THERE aren't many people who can claim to be turning American giant Nasa green with envy, but retired Edinburgh astronomer Ian Sheffield is one of them.

The former Royal Observatory engineer is one of a handful of people across the globe who own a piece of the moon.

Although his samples consist of just a few millimetres of moon dust, the cosmic crumbs have been at the centre of an ownership wrangle, with the US space agency claiming they are American property and should be returned.

Mr Sheffield explained: "They regard it as an American national resource. Moon dust is very rare, there's only a few dozen samples in private hands in the world.

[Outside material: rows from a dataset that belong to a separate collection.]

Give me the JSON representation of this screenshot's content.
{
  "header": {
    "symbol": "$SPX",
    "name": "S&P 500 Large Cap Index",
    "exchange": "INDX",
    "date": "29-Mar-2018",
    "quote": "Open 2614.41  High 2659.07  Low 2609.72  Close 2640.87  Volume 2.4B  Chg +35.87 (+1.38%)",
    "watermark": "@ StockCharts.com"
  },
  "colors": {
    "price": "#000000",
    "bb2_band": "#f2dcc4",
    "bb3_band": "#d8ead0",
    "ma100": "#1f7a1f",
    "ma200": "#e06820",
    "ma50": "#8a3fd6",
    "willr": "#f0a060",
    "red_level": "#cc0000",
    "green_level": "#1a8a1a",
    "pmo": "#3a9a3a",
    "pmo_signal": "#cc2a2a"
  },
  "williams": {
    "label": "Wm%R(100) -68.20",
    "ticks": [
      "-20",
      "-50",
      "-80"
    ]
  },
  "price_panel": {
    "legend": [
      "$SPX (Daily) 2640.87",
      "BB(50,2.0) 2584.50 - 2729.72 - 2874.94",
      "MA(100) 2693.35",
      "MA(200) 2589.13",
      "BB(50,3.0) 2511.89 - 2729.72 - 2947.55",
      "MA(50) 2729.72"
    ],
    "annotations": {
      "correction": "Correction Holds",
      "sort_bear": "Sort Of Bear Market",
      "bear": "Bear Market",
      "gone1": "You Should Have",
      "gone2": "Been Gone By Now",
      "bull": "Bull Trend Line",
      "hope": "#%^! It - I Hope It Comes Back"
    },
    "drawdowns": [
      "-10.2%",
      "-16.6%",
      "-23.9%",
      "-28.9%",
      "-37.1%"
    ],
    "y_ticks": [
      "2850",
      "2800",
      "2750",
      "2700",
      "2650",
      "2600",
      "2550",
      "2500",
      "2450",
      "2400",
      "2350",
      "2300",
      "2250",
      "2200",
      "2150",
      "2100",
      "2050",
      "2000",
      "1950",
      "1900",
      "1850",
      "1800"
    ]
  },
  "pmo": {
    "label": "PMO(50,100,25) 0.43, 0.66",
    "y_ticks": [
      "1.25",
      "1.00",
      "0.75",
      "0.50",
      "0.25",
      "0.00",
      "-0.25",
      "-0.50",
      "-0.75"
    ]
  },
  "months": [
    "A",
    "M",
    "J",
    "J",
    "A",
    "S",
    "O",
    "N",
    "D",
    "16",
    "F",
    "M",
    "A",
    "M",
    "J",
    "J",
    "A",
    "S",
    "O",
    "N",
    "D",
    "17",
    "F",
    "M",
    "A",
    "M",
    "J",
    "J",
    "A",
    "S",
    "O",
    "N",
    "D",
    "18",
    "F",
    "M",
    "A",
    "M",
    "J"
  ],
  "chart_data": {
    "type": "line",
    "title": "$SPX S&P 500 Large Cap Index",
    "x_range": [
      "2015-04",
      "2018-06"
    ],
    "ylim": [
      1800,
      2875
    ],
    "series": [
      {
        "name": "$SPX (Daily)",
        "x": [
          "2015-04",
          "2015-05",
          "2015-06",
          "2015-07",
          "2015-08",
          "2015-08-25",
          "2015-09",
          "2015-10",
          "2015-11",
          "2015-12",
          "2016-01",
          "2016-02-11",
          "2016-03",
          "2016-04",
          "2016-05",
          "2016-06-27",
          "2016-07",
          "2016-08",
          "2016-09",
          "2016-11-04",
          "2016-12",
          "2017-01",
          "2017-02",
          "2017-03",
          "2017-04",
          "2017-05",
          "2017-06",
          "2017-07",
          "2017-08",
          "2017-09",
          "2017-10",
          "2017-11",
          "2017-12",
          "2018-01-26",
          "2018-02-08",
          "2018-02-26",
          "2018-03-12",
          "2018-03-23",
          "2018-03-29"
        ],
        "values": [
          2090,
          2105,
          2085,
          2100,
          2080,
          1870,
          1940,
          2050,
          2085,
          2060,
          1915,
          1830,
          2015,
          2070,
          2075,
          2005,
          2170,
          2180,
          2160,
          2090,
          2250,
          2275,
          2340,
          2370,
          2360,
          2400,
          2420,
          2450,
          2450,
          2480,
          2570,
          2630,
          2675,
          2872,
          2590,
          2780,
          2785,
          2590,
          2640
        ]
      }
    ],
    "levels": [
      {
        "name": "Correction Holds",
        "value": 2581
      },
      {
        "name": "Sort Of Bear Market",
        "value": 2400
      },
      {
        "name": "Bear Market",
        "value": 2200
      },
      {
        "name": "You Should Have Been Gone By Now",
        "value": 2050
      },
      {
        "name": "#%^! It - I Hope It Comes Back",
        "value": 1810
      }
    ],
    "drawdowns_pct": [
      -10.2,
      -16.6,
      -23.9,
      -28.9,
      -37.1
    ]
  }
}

And with Nasa having spent the odd few billion pounds on the space race, they're a little bit sensitive about people getting hold of bits and pieces."

The keen astronomer, who teaches children part-time at the Royal Observatory, contacted Nasa when he bought the samples to ask whether he could exhibit them. To his surprise, Nasa refused permission and claimed the dust as its own property.

Mr Sheffield, however, insists the samples were bought legally and has refused to hand them back – even though Nasa has threatened to confiscate them.

He said: "They told me they regard all samples of moon dust as their property – whether they were official samples, or dust collected accidentally.

"What they've basically said is they reserve the right to confiscate them at any time. That's their official line. I did send two e-mails to the legal department asking to clarify the point, but they have been ignored."

Mr Sheffield, 62, who lives in Haddington with his wife Marjorie, has two samples of moon dust – one from the famous 1969 Apollo 11 mission and another from the 1971 Apollo 15 landing.

The first was taken from a camera cartridge accidentally dropped by Neil Armstrong. When the cartridge was examined back on earth by Nasa photo technician Tommy Slezak, the dust was discovered and he was placed in quarantine with the other astronauts. Upon his release, he was given the dust as a memento. Twenty years later it was sold on for 14,000 to a dealer who split the sample into 50 smaller units.

The second sample was also discovered accidentally, this time on a cloth tool bag which had been left on the surface of the moon.

Mr Sheffield bought the samples, which are attached to card with transparent sticky tape, from a dealer three years ago. Despite measuring just a few millimetres, each is valued at around 2,000. He said: "Anybody who's interested in astronomy or space science would want a piece of the moon. It's very rare."

Talking about Nasa's threat to confiscate his samples, Mr Sheffield said: "I don't know if they would ever pursue it in practice, but the threat is still hanging there, which makes it very difficult to exhibit them. It's a shame, because I'm quite happy to put them on display."

Despite repeated attempts, the Evening News was unable to contact Nasa for comment.